Lorek comprenait mieux les indications lumineuses du plan. Il voulut en expliquer le fonctionnement à Enehidi. Mais la jeune guerrière qui manipulait sans crainte-apparente des armes redoutables se détourna avec horreur de cet objet maléfique. Malgré l'éducation particulière que lui avait donnée son père le sorcier, elle restait irienne : les signes étaient plus importants pour elle — plus effrayants ou plus apaisants selon le cas — que les choses elles-mêmes.

 

Ils étaient revenus en arrière et avaient cherché plus d’une heure le passage en direction du point clignotant, près duquel Lorek distinguait maintenant un symbole connu : trois traits verticaux surmontés d’un trait horizontal. Il avait vu autrefois ces quatre barres blanches sur les portes des cryovaults. « Nous avons trouvé une cryovault, songeait-il avec mélancolie. Mais nous n’avons pas l'intention d'entrer dans le long sommeil. Nous allons remonter vers la surface, si la déesse le veut, et nous nous battrons... »

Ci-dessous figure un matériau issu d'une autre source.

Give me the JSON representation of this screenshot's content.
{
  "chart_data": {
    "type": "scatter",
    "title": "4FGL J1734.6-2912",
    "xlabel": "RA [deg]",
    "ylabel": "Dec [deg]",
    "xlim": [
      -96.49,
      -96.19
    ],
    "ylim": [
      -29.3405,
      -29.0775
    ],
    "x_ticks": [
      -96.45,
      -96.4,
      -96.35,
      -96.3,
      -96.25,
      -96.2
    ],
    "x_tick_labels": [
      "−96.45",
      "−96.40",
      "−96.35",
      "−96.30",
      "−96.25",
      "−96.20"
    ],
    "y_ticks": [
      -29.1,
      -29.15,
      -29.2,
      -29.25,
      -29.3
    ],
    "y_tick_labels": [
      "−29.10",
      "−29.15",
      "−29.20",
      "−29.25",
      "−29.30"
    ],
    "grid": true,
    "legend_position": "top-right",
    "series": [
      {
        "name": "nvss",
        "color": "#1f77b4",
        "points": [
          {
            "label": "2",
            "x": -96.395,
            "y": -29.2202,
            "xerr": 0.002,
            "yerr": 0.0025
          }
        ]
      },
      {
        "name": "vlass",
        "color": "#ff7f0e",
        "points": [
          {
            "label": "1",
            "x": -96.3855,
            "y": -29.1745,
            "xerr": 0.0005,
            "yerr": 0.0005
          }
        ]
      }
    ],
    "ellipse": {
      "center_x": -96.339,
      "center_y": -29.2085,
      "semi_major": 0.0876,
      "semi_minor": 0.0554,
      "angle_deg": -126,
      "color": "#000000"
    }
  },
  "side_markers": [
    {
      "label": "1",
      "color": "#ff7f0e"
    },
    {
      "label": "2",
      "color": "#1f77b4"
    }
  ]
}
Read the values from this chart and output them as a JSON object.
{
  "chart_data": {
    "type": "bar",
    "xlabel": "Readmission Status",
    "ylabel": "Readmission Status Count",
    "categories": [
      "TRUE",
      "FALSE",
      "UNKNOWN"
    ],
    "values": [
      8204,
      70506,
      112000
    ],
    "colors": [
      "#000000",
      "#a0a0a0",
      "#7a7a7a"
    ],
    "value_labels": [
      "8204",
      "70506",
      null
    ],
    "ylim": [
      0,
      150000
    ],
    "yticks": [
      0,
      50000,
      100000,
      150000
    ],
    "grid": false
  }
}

Enehidi émettait en permanence un tzan presque inaudible, pareil à la rumeur des insectes dans un jardin d'été, ponctué de notes musicales plus hautes. Elle mémorisait ainsi le chemin du retour et détectait toute présence humaine à une distance qu'il n'aurait su préciser. Dommage que le murmure ne lui permette pas de trouver un passage dans le labyrinthe.

Le tzan isolait complètement Enehidi. Si Lorek avait eu l'audace de lui parler, sans doute ne l'aurait-elle pas entendu. Il se taisait donc et évitait de tourner la tête vers elle, de peur de rencontrer son regard brillant qui l'émouvait trop.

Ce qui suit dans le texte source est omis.